Chinatown Stories
By Freya Aitken-Turff and Xiao Ma
The rich history of London’s most iconic cultural district
Tuesday, 1 September 2020
Bring Chinatown Home
We feel a very strong sense of duty to record and share the untold human stories of Chinatown. This is only getting stronger.
During lockdown, a PR campaign, #BringingChinatownHome, was launched by Chinatown London (a website and social media accounts funded and run by the area’s majority landlord) with a strong focus on the rich food cultures in Chinatown.
The next campaign from the London Chinatown PR machine is #LoveChinatown. As part of this, we were invited to sign a lantern on behalf of China Exchange, the Chinatown-based charity where we work, to send our good wishes to the area. Our lantern will soon be hung with others over Newport Place. We decorated it with a motif suggested by a lady who attended a workshop we held in the Spring – butterflies bursting from lanterns – to represent the transformation that she hoped would or could from old and sometimes tired representations of Chinatown.

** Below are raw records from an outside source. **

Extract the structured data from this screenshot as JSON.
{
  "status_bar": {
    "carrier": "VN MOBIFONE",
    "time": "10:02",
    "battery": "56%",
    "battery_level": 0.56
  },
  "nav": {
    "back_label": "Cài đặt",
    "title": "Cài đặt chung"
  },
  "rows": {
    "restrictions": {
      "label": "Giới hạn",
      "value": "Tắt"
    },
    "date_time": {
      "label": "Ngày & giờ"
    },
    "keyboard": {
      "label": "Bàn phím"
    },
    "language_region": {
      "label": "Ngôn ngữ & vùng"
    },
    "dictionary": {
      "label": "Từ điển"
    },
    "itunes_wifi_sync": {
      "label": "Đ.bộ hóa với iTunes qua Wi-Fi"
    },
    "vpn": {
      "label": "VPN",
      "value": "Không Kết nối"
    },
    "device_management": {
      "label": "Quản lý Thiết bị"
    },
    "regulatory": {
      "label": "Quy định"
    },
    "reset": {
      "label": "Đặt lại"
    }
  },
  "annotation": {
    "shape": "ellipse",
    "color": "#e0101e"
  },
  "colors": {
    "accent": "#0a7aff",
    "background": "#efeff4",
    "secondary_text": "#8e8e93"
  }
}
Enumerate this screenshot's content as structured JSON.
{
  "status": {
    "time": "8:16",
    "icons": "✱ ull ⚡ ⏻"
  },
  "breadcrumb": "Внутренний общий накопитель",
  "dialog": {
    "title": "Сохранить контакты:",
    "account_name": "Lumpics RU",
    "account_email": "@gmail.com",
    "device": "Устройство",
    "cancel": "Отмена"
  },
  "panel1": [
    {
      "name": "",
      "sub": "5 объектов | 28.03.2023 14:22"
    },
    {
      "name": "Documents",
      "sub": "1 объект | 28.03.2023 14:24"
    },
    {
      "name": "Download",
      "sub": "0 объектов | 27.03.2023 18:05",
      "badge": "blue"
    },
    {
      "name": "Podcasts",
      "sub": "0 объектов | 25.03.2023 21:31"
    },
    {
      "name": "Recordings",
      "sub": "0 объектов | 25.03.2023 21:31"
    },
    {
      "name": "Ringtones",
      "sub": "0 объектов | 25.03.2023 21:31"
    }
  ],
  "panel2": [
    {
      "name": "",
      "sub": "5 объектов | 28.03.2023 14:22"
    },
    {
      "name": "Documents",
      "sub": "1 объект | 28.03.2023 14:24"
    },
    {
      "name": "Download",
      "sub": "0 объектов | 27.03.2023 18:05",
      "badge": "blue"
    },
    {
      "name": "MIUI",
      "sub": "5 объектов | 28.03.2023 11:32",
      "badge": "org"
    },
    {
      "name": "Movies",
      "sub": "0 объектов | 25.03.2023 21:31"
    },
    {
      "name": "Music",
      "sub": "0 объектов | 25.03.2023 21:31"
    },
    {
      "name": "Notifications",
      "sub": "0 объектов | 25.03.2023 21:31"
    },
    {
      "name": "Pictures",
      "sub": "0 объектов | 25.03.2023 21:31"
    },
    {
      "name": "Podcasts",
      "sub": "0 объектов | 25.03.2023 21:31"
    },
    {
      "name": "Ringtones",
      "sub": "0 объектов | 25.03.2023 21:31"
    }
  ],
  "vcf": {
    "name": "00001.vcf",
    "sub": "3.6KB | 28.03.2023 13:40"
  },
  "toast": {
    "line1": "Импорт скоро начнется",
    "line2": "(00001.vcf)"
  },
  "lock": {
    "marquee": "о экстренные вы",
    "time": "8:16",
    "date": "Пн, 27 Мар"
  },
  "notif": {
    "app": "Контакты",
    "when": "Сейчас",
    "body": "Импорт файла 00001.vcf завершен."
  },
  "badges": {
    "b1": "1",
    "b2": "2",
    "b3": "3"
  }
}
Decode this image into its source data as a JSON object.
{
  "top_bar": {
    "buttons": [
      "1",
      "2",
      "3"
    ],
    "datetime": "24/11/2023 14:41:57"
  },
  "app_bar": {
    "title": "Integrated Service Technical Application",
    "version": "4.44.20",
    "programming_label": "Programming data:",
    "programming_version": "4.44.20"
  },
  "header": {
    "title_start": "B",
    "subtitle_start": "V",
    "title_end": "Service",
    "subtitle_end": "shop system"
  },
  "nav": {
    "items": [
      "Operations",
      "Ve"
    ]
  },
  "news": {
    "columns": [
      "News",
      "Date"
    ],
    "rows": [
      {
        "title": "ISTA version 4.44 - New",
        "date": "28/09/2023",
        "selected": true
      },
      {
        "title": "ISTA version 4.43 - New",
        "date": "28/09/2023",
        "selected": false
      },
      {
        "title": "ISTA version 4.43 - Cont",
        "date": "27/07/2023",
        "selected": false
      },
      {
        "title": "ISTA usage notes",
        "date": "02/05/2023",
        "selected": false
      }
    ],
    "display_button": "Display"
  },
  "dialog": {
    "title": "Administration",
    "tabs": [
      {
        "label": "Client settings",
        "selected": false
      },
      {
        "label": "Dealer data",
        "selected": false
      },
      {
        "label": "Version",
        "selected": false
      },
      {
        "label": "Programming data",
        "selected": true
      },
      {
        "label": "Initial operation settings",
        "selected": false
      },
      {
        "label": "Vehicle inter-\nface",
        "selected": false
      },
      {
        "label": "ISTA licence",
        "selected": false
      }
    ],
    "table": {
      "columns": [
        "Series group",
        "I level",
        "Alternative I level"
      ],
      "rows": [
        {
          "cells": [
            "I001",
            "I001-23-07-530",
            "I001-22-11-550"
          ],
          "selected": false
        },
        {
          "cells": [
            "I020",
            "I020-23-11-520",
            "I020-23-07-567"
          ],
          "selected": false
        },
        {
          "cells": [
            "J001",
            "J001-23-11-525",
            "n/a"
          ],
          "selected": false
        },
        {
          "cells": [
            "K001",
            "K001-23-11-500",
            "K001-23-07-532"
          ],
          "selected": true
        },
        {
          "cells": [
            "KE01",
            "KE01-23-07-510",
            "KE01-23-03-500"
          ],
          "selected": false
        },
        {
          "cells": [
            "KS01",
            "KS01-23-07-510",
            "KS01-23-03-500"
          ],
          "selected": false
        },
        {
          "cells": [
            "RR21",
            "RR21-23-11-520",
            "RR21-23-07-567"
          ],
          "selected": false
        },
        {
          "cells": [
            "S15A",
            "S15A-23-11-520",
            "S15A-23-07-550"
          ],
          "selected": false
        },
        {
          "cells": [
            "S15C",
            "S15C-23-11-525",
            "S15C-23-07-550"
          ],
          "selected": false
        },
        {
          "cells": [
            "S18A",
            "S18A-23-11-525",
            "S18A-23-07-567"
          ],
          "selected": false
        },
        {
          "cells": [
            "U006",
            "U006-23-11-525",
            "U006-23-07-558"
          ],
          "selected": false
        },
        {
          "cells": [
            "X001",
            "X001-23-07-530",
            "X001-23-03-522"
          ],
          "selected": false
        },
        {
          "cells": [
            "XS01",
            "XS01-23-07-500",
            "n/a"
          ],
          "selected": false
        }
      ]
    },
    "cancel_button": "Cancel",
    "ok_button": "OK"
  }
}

While the two of us don’t need a hashtag to show our love for Chinatown, we welcomed the chance to spend some time (and money) together in the area. It gave us a moment to consider what things we want to preserve and share beyond its physical space. What are the stories we want to bring home? Undoubtedly, food has held a significant role in Chinatown’s history. For much of the #BringingChinatownHome campaign, social media posts shared mouth-watering pictures of the dishes people were creating at home. For our own part, we hosted a Chinatown dinner via Zoom and encouraged people to re-create the flavours they were missing in their own kitchens or from local takeaways. Food creates vivid memories and connections. It can transport us to other places and times in our lives. Most visitors scratch the surface of London Chinatown’s heritage through food and for most of us, this is how we first view the neighbourhood. But we know there’s more. Through interviews with a wide range of people who have worked in or often visited Chinatown since the 1950s, we know this neighbourhood is associated with the positive stories of hard-working Chinese catering business owners and workers creating an iconic London cultural district. The less shared stories include conflicting memories of Britain’s racist history, cultural marginalisation and ethnic survival. How do we take this beyond publicity campaigns and hashtags? These stories deserve to be shared and we also want to bring them home to you.